The regulated tariff, charged by SP Group and approved by the Energy Market Authority, reflects the long-term costs of producing and delivering electricity in Singapore, such as the costs of building and operating the power plants and maintaining the power grid.
On the other hand, the electricity rates offered by retailers typically reflect the current market conditions, level of competition and short-term costs of producing electricity.
Under current market conditions where electricity production capacity exceeds demand for electricity, we can expect market prices to be lower than the regulated tariff.
However, this may change over time based on market demand and supply.
Consumers should be aware that while the price plans offered by retailers are fixed for the duration of each contract, retailers, like all businesses, may adjust their prices and discounts over time.

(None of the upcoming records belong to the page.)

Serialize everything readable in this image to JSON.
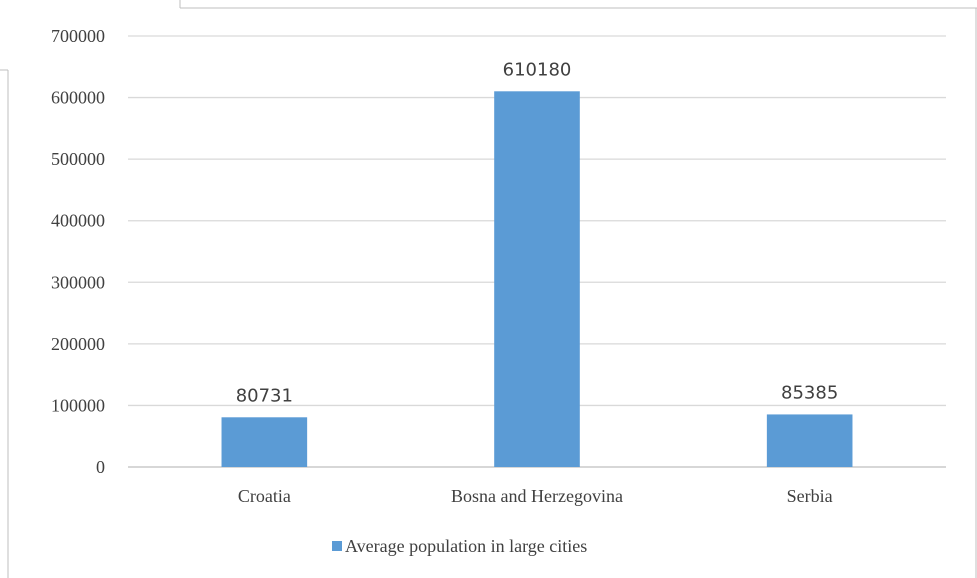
{
  "chart_data": {
    "type": "bar",
    "categories": [
      "Croatia",
      "Bosna and Herzegovina",
      "Serbia"
    ],
    "series": [
      {
        "name": "Average population in large cities",
        "values": [
          80731,
          610180,
          85385
        ],
        "color": "#5b9bd5"
      }
    ],
    "data_labels": [
      "80731",
      "610180",
      "85385"
    ],
    "y_ticks": [
      0,
      100000,
      200000,
      300000,
      400000,
      500000,
      600000,
      700000
    ],
    "y_tick_labels": [
      "0",
      "100000",
      "200000",
      "300000",
      "400000",
      "500000",
      "600000",
      "700000"
    ],
    "ylim": [
      0,
      700000
    ],
    "grid": true,
    "legend": "bottom",
    "gridline_color": "#d9d9d9",
    "axis_color": "#bfbfbf"
  }
}
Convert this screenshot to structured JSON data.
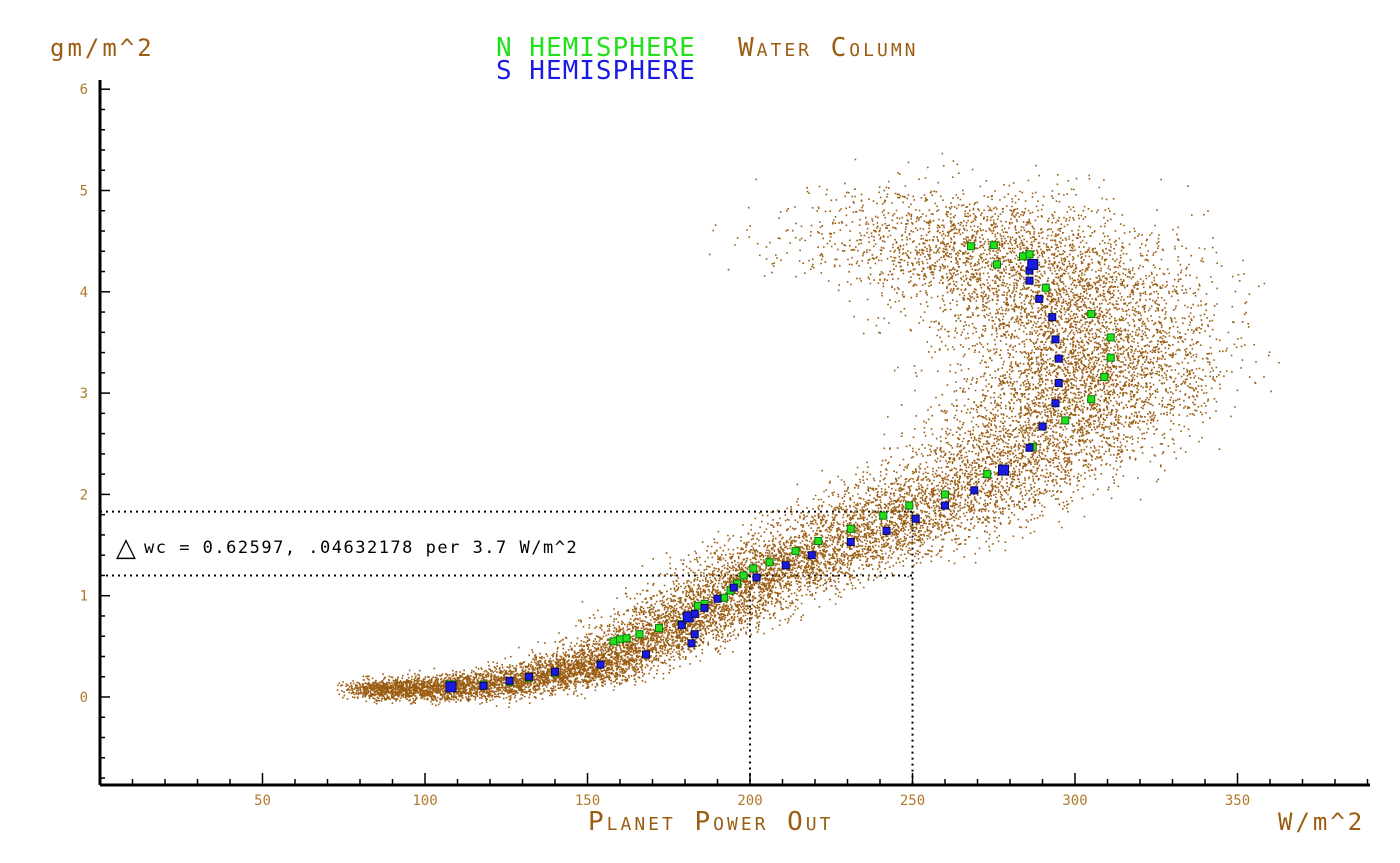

Consumers who have switched to other retailers can also switch back to buying electricity at the regulated tariff from SP Group.
They should check with their retailers if there are any applicable charges when making this decision.
In the Open Electricity Market, consumers can also benefit from more choices and innovative offers, such as electricity generated from solar power, as well as value-added packages through bundled products and services.
Ms Dorcas Tan
Market Development and Surveillance Department
Energy Market AuthorityWhy are SP Group's rates higher than retailers? - Albert Tang
16 Jan 2019
I appreciate the Energy Market Authority's (EMA) response (Open electricity market gives consumers choice; Jan 14) to Mr Hoe Lye Soon's concerns regarding the Open Electricity Market (OEM) (Keep buying of electricity simple; Jan 5).
I acknowledge that it is always good for consumers to have more choices.
However, I have a seemingly simple question that has yet to receive a satisfactory answer from the electricity retailers I have asked.
Given that electricity retailers are looking to make a profit, have spent a significant amount on marketing costs and are still able to offer consumers electricity rates that are a good 20 to 30 per cent lower than SP Group's, why doesn't SP Group just offer consumers these lower rates in the first place?
Many of the 13 or so retailers participating in the OEM do not generate their own power, instead claiming to buy in bulk from power plants to sell to consumers.
As the largest bulk buyer of electricity, SP Group should benefit the most from economies of scale, and be able to pass the savings on to consumers.
It is hard to understand the logic behind creating the OEM and getting so many retailers to compete for consumers, when SP Group is in a position to bypass this step to sell electricity directly to consumers at more competitive rates.
I doubt I am the only consumer puzzled by this, and hope that EMA can give a satisfactory explanation.